Last Friday evening (a little over a week ago) I went on a Freegan Trash Tour in Brooklyn. What is a Freegan?
Freegans are people who employ alternative strategies for living based on limited participation in the conventional economy and minimal consumption of resources. Freegans embrace community, generosity, social concern, freedom, cooperation, and sharing in opposition to a society based on materialism, moral apathy, competition, conformity, and greed.The word "Freegan" is a combination of "Free" and "Vegan", (though I don't know that all Freegans are Vegans). Freegans are probably best known for reclaiming waste, i.e. dumpster diving, and the Freegan organization in NYC gives regular Trash Tours that are open to the media and to the public.
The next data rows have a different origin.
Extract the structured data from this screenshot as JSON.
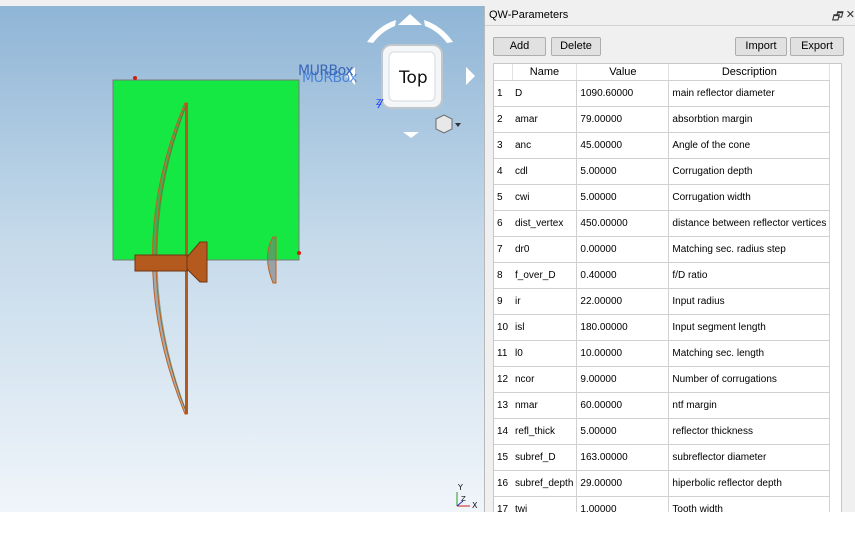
{
  "viewport": {
    "cube_label": "Top",
    "object_label_front": "MURBox",
    "object_label_back": "MURBox",
    "axis_y": "Y",
    "axis_x": "X",
    "axis_z": "Z",
    "cube_axis_z": "Z",
    "colors": {
      "box": "#16e843",
      "copper": "#b45a1e"
    }
  },
  "panel": {
    "title": "QW-Parameters",
    "add_label": "Add",
    "delete_label": "Delete",
    "import_label": "Import",
    "export_label": "Export",
    "columns": [
      "Name",
      "Value",
      "Description"
    ],
    "rows": [
      {
        "idx": "1",
        "name": "D",
        "value": "1090.60000",
        "desc": "main reflector diameter"
      },
      {
        "idx": "2",
        "name": "amar",
        "value": "79.00000",
        "desc": "absorbtion margin"
      },
      {
        "idx": "3",
        "name": "anc",
        "value": "45.00000",
        "desc": "Angle of the cone"
      },
      {
        "idx": "4",
        "name": "cdl",
        "value": "5.00000",
        "desc": "Corrugation depth"
      },
      {
        "idx": "5",
        "name": "cwi",
        "value": "5.00000",
        "desc": "Corrugation width"
      },
      {
        "idx": "6",
        "name": "dist_vertex",
        "value": "450.00000",
        "desc": "distance between reflector vertices"
      },
      {
        "idx": "7",
        "name": "dr0",
        "value": "0.00000",
        "desc": "Matching sec. radius step"
      },
      {
        "idx": "8",
        "name": "f_over_D",
        "value": "0.40000",
        "desc": "f/D ratio"
      },
      {
        "idx": "9",
        "name": "ir",
        "value": "22.00000",
        "desc": "Input radius"
      },
      {
        "idx": "10",
        "name": "isl",
        "value": "180.00000",
        "desc": "Input segment length"
      },
      {
        "idx": "11",
        "name": "l0",
        "value": "10.00000",
        "desc": "Matching sec. length"
      },
      {
        "idx": "12",
        "name": "ncor",
        "value": "9.00000",
        "desc": "Number of corrugations"
      },
      {
        "idx": "13",
        "name": "nmar",
        "value": "60.00000",
        "desc": "ntf margin"
      },
      {
        "idx": "14",
        "name": "refl_thick",
        "value": "5.00000",
        "desc": "reflector thickness"
      },
      {
        "idx": "15",
        "name": "subref_D",
        "value": "163.00000",
        "desc": "subreflector diameter"
      },
      {
        "idx": "16",
        "name": "subref_depth",
        "value": "29.00000",
        "desc": "hiperbolic reflector depth"
      },
      {
        "idx": "17",
        "name": "twi",
        "value": "1.00000",
        "desc": "Tooth width"
      }
    ]
  }
}
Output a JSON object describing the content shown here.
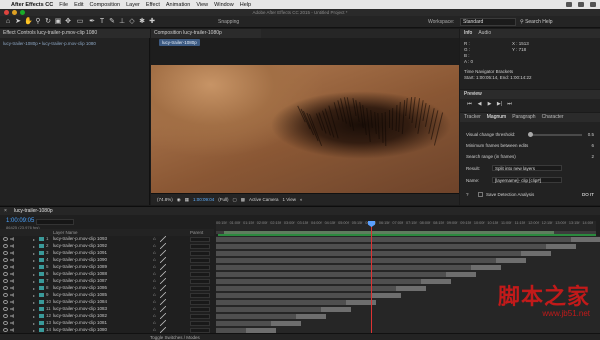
{
  "menubar": {
    "apple": "",
    "app": "After Effects CC",
    "items": [
      "File",
      "Edit",
      "Composition",
      "Layer",
      "Effect",
      "Animation",
      "View",
      "Window",
      "Help"
    ]
  },
  "window": {
    "title": "Adobe After Effects CC 2015 - Untitled Project *"
  },
  "toolbar": {
    "snapping": "Snapping",
    "workspace_label": "Workspace:",
    "workspace_value": "Standard",
    "search_help": "Search Help"
  },
  "effect_panel": {
    "tab": "Effect Controls lucy-trailer-p.mov-clip 1080",
    "sub": "lucy-trailer-1080p • lucy-trailer-p.mov-clip 1080"
  },
  "comp_panel": {
    "tab": "Composition lucy-trailer-1080p",
    "chip": "lucy-trailer-1080p",
    "zoom": "(74.8%)",
    "timecode": "1:00:09:04",
    "resolution": "(Full)",
    "camera": "Active Camera",
    "views": "1 View"
  },
  "info_panel": {
    "tabs": [
      "Info",
      "Audio"
    ],
    "r": "R :",
    "g": "G :",
    "b": "B :",
    "a": "A : 0",
    "x": "X : 1513",
    "y": "Y : 718",
    "nav": "Time Navigator Brackets",
    "range": "Start: 1:00:05:14, End: 1:00:14:22"
  },
  "preview_panel": {
    "tab": "Preview"
  },
  "magnum_panel": {
    "tabs": [
      "Tracker",
      "Magnum",
      "Paragraph",
      "Character"
    ],
    "threshold_label": "Visual change threshold:",
    "threshold_value": "0.5",
    "min_frames_label": "Minimum frames between edits",
    "min_frames_value": "6",
    "search_range_label": "Search range (in frames)",
    "search_range_value": "2",
    "result_label": "Result:",
    "result_value": "Split into new layers",
    "name_label": "Name:",
    "name_value": "[layername]- clip [clip#]",
    "detect_label": "Save Detection Analysis",
    "go": "DO IT"
  },
  "timeline": {
    "tab": "lucy-trailer-1080p",
    "timecode": "1:00:09:05",
    "fps": "86425 (23.976 fps)",
    "col_layer_name": "Layer Name",
    "col_parent": "Parent",
    "toggle": "Toggle Switches / Modes",
    "ticks": [
      "00:15f",
      "01:00f",
      "01:15f",
      "02:00f",
      "02:15f",
      "03:00f",
      "03:15f",
      "04:00f",
      "04:15f",
      "05:00f",
      "05:15f",
      "06:00f",
      "06:15f",
      "07:00f",
      "07:15f",
      "08:00f",
      "08:15f",
      "09:00f",
      "09:15f",
      "10:00f",
      "10:15f",
      "11:00f",
      "11:15f",
      "12:00f",
      "12:15f",
      "13:00f",
      "13:15f",
      "14:00f"
    ],
    "layers": [
      {
        "num": "1",
        "name": "lucy-trailer-p.mov-clip 1093",
        "parent": "None"
      },
      {
        "num": "2",
        "name": "lucy-trailer-p.mov-clip 1092",
        "parent": "None"
      },
      {
        "num": "3",
        "name": "lucy-trailer-p.mov-clip 1091",
        "parent": "None"
      },
      {
        "num": "4",
        "name": "lucy-trailer-p.mov-clip 1090",
        "parent": "None"
      },
      {
        "num": "5",
        "name": "lucy-trailer-p.mov-clip 1089",
        "parent": "None"
      },
      {
        "num": "6",
        "name": "lucy-trailer-p.mov-clip 1088",
        "parent": "None"
      },
      {
        "num": "7",
        "name": "lucy-trailer-p.mov-clip 1087",
        "parent": "None"
      },
      {
        "num": "8",
        "name": "lucy-trailer-p.mov-clip 1086",
        "parent": "None"
      },
      {
        "num": "9",
        "name": "lucy-trailer-p.mov-clip 1085",
        "parent": "None"
      },
      {
        "num": "10",
        "name": "lucy-trailer-p.mov-clip 1084",
        "parent": "None"
      },
      {
        "num": "11",
        "name": "lucy-trailer-p.mov-clip 1083",
        "parent": "None"
      },
      {
        "num": "12",
        "name": "lucy-trailer-p.mov-clip 1082",
        "parent": "None"
      },
      {
        "num": "13",
        "name": "lucy-trailer-p.mov-clip 1081",
        "parent": "None"
      },
      {
        "num": "14",
        "name": "lucy-trailer-p.mov-clip 1080",
        "parent": "None"
      }
    ]
  },
  "watermark": {
    "title": "脚本之家",
    "url": "www.jb51.net"
  }
}
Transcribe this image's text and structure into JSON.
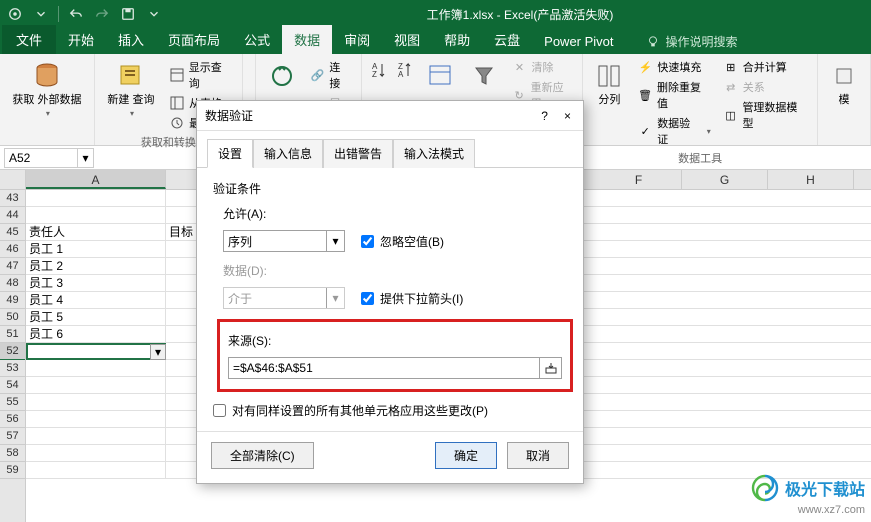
{
  "titlebar": {
    "doc": "工作簿1.xlsx",
    "app": "Excel(产品激活失败)"
  },
  "tabs": {
    "file": "文件",
    "home": "开始",
    "insert": "插入",
    "layout": "页面布局",
    "formulas": "公式",
    "data": "数据",
    "review": "审阅",
    "view": "视图",
    "help": "帮助",
    "cloud": "云盘",
    "powerpivot": "Power Pivot",
    "tellme": "操作说明搜索"
  },
  "ribbon": {
    "get_ext": "获取\n外部数据",
    "new_query": "新建\n查询",
    "show_queries": "显示查询",
    "from_table": "从表格",
    "recent": "最近使",
    "group1_label": "获取和转换",
    "refresh": "全部刷新",
    "connections": "连接",
    "properties": "属性",
    "sort": "排序",
    "filter": "筛选",
    "clear": "清除",
    "reapply": "重新应用",
    "split": "分列",
    "flash": "快速填充",
    "dedup": "删除重复值",
    "validation": "数据验证",
    "consolidate": "合并计算",
    "relations": "关系",
    "datamodel": "管理数据模型",
    "datatools_label": "数据工具",
    "simulate": "模"
  },
  "namebox": "A52",
  "colHeaders": [
    "A",
    "F",
    "G",
    "H"
  ],
  "rows": [
    {
      "n": "43",
      "a": ""
    },
    {
      "n": "44",
      "a": ""
    },
    {
      "n": "45",
      "a": "责任人",
      "b": "目标"
    },
    {
      "n": "46",
      "a": "员工 1"
    },
    {
      "n": "47",
      "a": "员工 2"
    },
    {
      "n": "48",
      "a": "员工 3"
    },
    {
      "n": "49",
      "a": "员工 4"
    },
    {
      "n": "50",
      "a": "员工 5"
    },
    {
      "n": "51",
      "a": "员工 6"
    },
    {
      "n": "52",
      "a": ""
    },
    {
      "n": "53",
      "a": ""
    },
    {
      "n": "54",
      "a": ""
    },
    {
      "n": "55",
      "a": ""
    },
    {
      "n": "56",
      "a": ""
    },
    {
      "n": "57",
      "a": ""
    },
    {
      "n": "58",
      "a": ""
    },
    {
      "n": "59",
      "a": ""
    }
  ],
  "dialog": {
    "title": "数据验证",
    "help": "?",
    "close": "×",
    "tabs": {
      "settings": "设置",
      "input": "输入信息",
      "error": "出错警告",
      "ime": "输入法模式"
    },
    "criteria_label": "验证条件",
    "allow_label": "允许(A):",
    "allow_value": "序列",
    "data_label": "数据(D):",
    "data_value": "介于",
    "ignore_blank": "忽略空值(B)",
    "dropdown": "提供下拉箭头(I)",
    "source_label": "来源(S):",
    "source_value": "=$A$46:$A$51",
    "apply_all": "对有同样设置的所有其他单元格应用这些更改(P)",
    "clear_all": "全部清除(C)",
    "ok": "确定",
    "cancel": "取消"
  },
  "watermark": {
    "brand": "极光下载站",
    "url": "www.xz7.com"
  }
}
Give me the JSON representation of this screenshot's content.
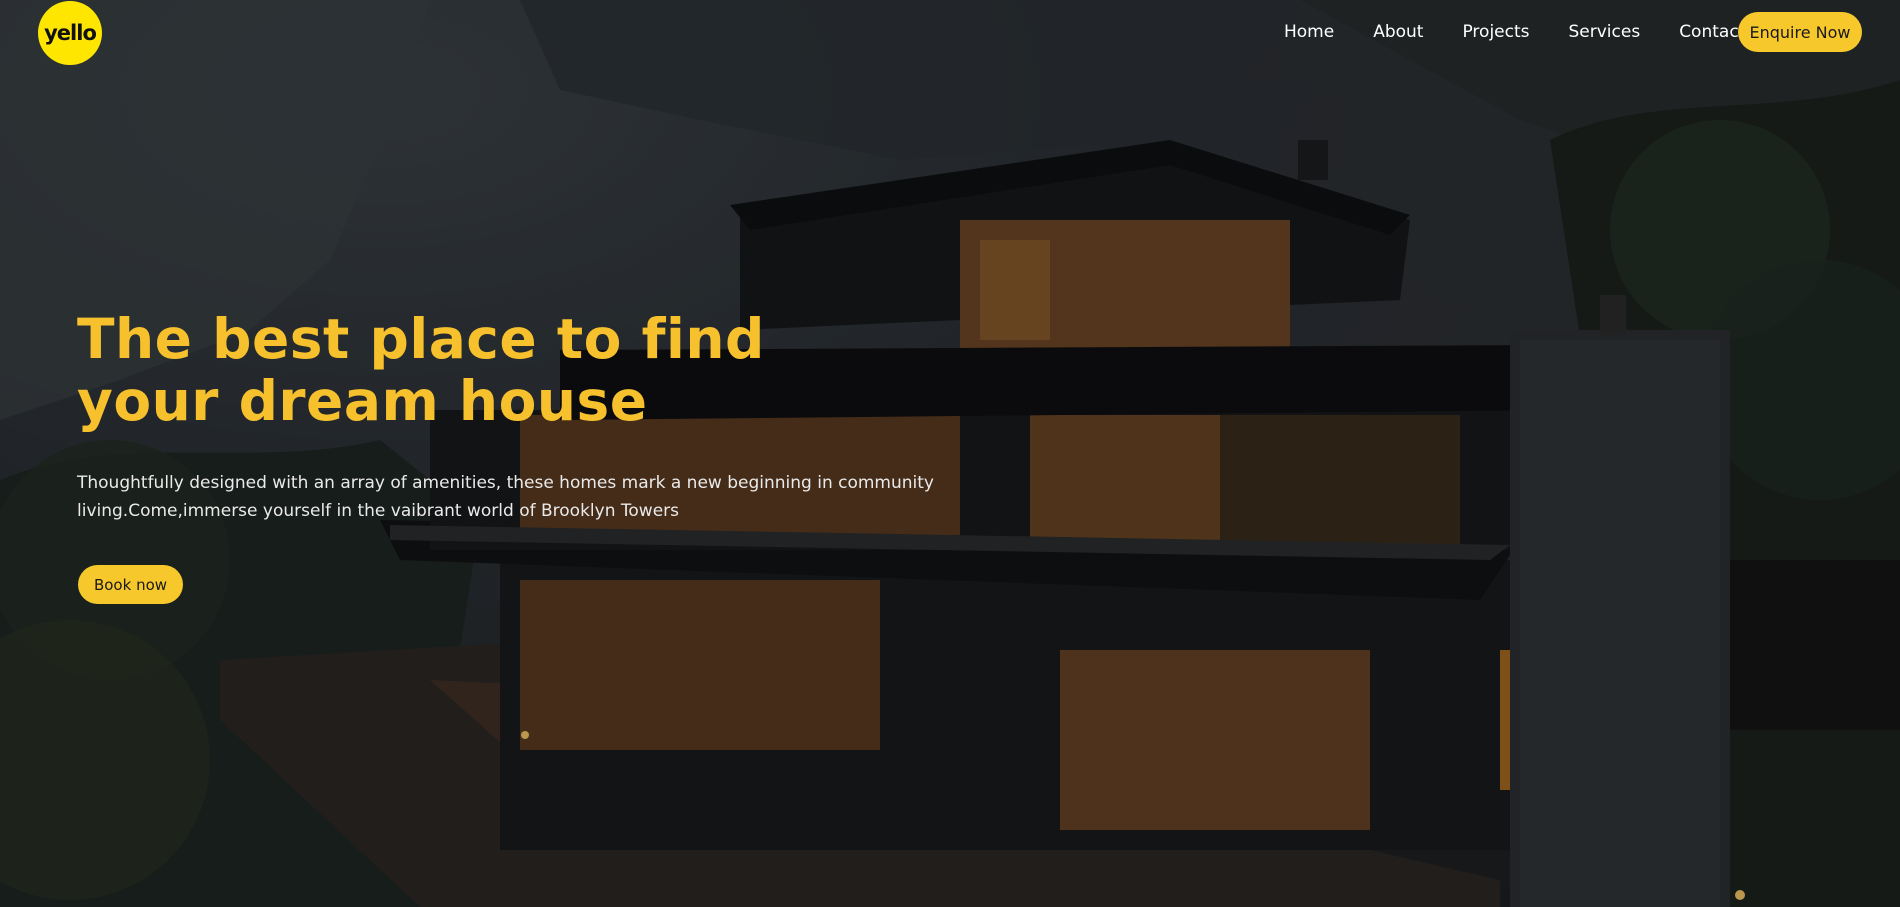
{
  "brand": {
    "logo_text": "yello"
  },
  "nav": {
    "items": [
      {
        "label": "Home"
      },
      {
        "label": "About"
      },
      {
        "label": "Projects"
      },
      {
        "label": "Services"
      },
      {
        "label": "Contact"
      }
    ],
    "cta_label": "Enquire Now"
  },
  "hero": {
    "headline": "The best place to find your dream house",
    "description": "Thoughtfully designed with an array of amenities, these homes mark a new beginning in community living.Come,immerse yourself in the vaibrant world of Brooklyn Towers",
    "button_label": "Book now"
  },
  "colors": {
    "accent": "#f7c82b",
    "logo": "#ffe600",
    "headline": "#f6c12c"
  }
}
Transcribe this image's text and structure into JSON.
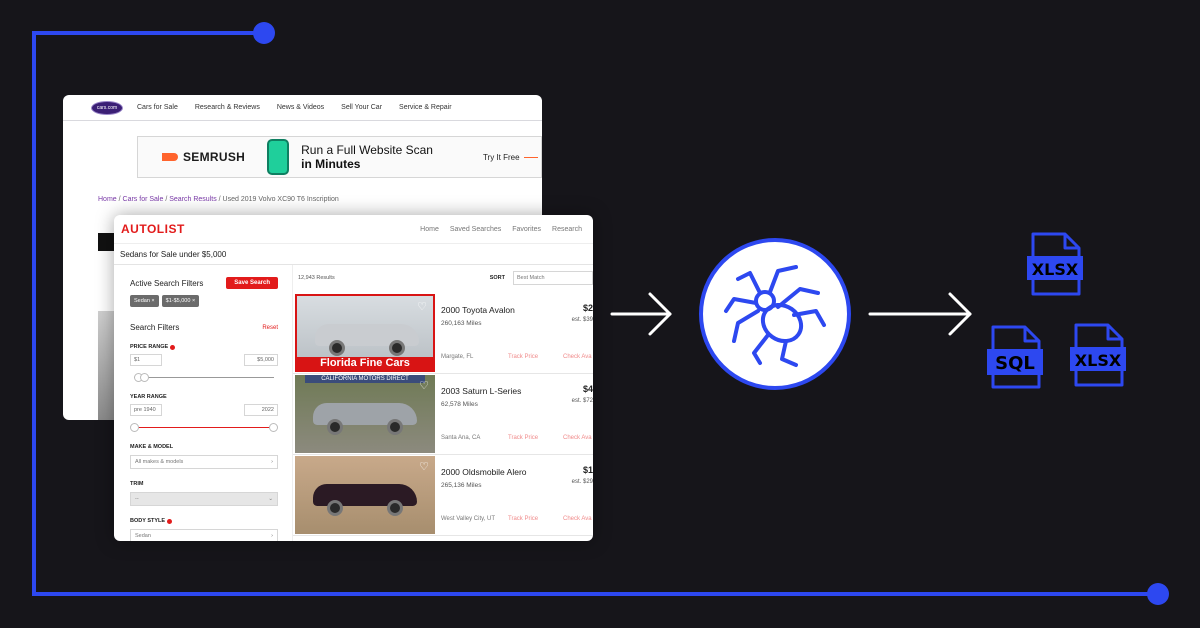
{
  "colors": {
    "accent": "#2d48f0",
    "background": "#16151a",
    "brand_red": "#e21b1b"
  },
  "cars_window": {
    "logo": "cars.com",
    "nav": [
      "Cars for Sale",
      "Research & Reviews",
      "News & Videos",
      "Sell Your Car",
      "Service & Repair"
    ],
    "ad": {
      "brand": "SEMRUSH",
      "headline": "Run a Full Website Scan",
      "headline_bold": "in Minutes",
      "cta": "Try It Free"
    },
    "breadcrumb": {
      "home": "Home",
      "sep": " / ",
      "cars": "Cars for Sale",
      "results": "Search Results",
      "current": "Used 2019 Volvo XC90 T6 Inscription"
    }
  },
  "autolist_window": {
    "logo": "AUTOLIST",
    "nav": [
      "Home",
      "Saved Searches",
      "Favorites",
      "Research"
    ],
    "page_title": "Sedans for Sale under $5,000",
    "active_filters_title": "Active Search Filters",
    "save_search_label": "Save Search",
    "chips": [
      "Sedan ×",
      "$1-$5,000 ×"
    ],
    "search_filters_title": "Search Filters",
    "reset_label": "Reset",
    "price_range": {
      "label": "PRICE RANGE",
      "min": "$1",
      "max": "$5,000"
    },
    "year_range": {
      "label": "YEAR RANGE",
      "min": "pre 1940",
      "max": "2022"
    },
    "make_model": {
      "label": "MAKE & MODEL",
      "placeholder": "All makes & models"
    },
    "trim": {
      "label": "TRIM",
      "value": "--"
    },
    "body_style": {
      "label": "BODY STYLE",
      "value": "Sedan"
    },
    "results_count": "12,943 Results",
    "sort_label": "SORT",
    "sort_value": "Best Match",
    "listings": [
      {
        "title": "2000 Toyota Avalon",
        "miles": "260,163 Miles",
        "price": "$2",
        "est": "est. $39",
        "location": "Margate, FL",
        "track": "Track Price",
        "check": "Check Ava",
        "banner": "Florida Fine Cars"
      },
      {
        "title": "2003 Saturn L-Series",
        "miles": "62,578 Miles",
        "price": "$4",
        "est": "est. $72",
        "location": "Santa Ana, CA",
        "track": "Track Price",
        "check": "Check Ava",
        "banner_top": "CALIFORNIA MOTORS DIRECT"
      },
      {
        "title": "2000 Oldsmobile Alero",
        "miles": "265,136 Miles",
        "price": "$1",
        "est": "est. $29",
        "location": "West Valley City, UT",
        "track": "Track Price",
        "check": "Check Ava"
      }
    ]
  },
  "icons": {
    "scraper": "spider-icon",
    "arrow": "arrow-right-icon"
  },
  "output_files": [
    "XLSX",
    "SQL",
    "XLSX"
  ]
}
During my Compact year, people sometimes asked me if I was a Freegan or if I'd become one. Once I figured out what they were talking about, I said no-- my Compact was (and still is) more about getting rid of the things I don't value to make room for the things that I do. I had and have enough changes to make without "going Freegan". But I do admire Freeganism: they rescue items and food from the trash to use for themselves and to share with those in need, and they point out the massive waste in our society, and question the value and utility of a system that rapes the planet and creates so much waste. I'm really glad I got to do the tour.
I think everyone should do it. Taking a Trash Tour really opens your eyes, shakes you up, and forces you to examine your own feelings about consumption and waste. For starters, you see up close how much edible food gets thrown out each and every night, right in your own community. Then you decide for yourself: will you just watch, or will you take some of it home? I did a little of both- including taking some plastic that was already headed for the trash.
Here is what I brought home:
- 4 bagels recovered in front of a bagel shop
- 2 roses recovered in front of a deli
- a new magazine with the cover removed, recovered in front of a health food store
- a bag of prepared lettuce, one day expired, from in front of a large chain grocery store
- a lime recovered in front of a gourmet grocery store
The magazine was good subway reading material and I'll pass it on to someone else soon. I ate all the bagels (they were great toasted), and had 3 salad servings before the lettuce went bad. The roses joined my freezer compost today, and the lime is still in my refrigerator.
Plastic waste from the evening: a produce bag and a shopping bag that will be used for kitchen garbage and compost, the lettuce bag that is being used for compost.